En séance, un client m’a parlé de son frère.
Il m’a dit qu’il ne l’avait jamais entendu dire que ça n’allait pas.
Jamais.
Depuis toujours, aucune fissure. Le masque tient bon, le sourire est accroché. Tout va très bien.
Mais souvent ce qu’on appelle « aller bien », c’est juste tenir.
Et lui, ce qu’il ressent, c’est de la frustration. Pas de la colère. De la tristesse, plutôt. Parce qu’il aimerait une vraie connexion. Pas une façade.
C’est difficile de se sentir proche de quelqu’un qui ne montre jamais qu’il est humain.
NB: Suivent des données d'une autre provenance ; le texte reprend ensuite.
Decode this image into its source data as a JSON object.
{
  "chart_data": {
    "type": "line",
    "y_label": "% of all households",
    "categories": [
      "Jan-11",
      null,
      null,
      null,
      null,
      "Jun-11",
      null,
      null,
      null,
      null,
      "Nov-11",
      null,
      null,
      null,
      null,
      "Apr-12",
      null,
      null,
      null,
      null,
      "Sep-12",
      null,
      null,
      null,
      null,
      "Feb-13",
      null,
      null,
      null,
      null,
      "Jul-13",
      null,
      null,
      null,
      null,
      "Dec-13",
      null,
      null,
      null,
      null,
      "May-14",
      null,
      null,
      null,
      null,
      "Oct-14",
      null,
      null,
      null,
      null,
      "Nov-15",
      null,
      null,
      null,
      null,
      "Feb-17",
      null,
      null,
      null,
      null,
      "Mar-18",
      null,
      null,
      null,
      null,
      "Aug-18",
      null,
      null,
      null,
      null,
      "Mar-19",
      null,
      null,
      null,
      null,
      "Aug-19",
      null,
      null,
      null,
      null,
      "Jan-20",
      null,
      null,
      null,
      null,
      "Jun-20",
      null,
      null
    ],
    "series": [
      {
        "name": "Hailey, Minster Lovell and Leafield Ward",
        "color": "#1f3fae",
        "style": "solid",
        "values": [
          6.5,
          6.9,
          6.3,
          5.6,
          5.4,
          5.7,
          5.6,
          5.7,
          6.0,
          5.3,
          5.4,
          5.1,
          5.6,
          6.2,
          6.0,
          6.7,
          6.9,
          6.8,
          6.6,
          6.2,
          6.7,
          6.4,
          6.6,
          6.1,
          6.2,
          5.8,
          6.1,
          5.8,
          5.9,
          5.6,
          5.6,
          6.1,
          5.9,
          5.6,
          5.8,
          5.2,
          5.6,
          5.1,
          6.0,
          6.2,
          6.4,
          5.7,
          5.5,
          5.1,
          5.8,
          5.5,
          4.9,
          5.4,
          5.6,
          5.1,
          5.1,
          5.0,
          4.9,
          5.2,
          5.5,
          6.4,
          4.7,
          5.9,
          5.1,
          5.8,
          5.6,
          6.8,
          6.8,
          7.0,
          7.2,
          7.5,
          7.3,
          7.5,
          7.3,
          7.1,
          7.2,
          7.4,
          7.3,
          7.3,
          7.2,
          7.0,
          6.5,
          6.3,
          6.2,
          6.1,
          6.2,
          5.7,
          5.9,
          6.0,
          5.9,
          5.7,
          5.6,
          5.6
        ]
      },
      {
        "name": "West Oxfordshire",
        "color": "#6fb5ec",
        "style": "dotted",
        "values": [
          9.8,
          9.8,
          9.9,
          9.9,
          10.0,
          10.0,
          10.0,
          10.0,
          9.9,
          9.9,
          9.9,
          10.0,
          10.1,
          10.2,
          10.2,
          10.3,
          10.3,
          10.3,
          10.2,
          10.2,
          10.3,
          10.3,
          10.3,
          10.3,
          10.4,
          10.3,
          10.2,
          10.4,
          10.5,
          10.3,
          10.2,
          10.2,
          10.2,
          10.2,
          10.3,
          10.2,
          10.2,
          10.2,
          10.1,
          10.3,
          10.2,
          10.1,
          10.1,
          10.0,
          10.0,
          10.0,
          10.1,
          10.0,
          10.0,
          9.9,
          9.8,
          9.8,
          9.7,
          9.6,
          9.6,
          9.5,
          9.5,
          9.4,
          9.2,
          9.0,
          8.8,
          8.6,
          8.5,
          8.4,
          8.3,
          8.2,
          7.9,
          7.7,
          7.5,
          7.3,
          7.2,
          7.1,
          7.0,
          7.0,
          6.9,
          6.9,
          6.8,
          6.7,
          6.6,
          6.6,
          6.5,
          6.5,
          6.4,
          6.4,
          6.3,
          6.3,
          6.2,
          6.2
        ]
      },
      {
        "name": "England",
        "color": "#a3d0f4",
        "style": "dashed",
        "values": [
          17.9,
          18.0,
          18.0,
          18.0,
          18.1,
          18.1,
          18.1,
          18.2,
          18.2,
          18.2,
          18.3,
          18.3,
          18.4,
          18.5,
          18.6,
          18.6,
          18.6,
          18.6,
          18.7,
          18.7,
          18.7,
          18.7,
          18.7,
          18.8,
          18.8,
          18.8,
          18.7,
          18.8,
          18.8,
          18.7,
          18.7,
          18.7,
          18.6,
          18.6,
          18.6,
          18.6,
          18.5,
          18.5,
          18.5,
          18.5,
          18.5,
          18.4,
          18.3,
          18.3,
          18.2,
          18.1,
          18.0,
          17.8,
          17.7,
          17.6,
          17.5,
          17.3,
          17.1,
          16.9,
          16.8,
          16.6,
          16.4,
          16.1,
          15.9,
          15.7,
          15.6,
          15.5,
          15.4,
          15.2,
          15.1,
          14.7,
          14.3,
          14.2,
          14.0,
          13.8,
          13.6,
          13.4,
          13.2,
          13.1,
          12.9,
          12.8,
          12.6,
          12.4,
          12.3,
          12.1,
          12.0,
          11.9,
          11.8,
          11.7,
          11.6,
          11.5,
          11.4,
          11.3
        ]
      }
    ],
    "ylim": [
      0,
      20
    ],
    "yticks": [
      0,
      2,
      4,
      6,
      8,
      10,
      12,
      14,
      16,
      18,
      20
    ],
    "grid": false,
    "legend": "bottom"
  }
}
Ce qui m’a frappé dans ce qu’il m’a dit, c’est que le masque du « ça va » ne fait pas que protéger celui qui le porte. Il le prive aussi du meilleur des autres.
Alors je me suis posé la question pour moi.
Est-ce que je dis la vérité quand on me demande comment je vais ?
Ça a été un chemin pour moi. Et je ne suis pas encore arrivé.
En tête à tête, oui. J’ai des espaces pour ça. Des amis proches, un accompagnement. Des endroits où je peux poser ce qui pèse, tranquillement.
Mais devant un groupe, même des proches, j’ai encore tendance à éluder. À passer vite et à changer de sujet.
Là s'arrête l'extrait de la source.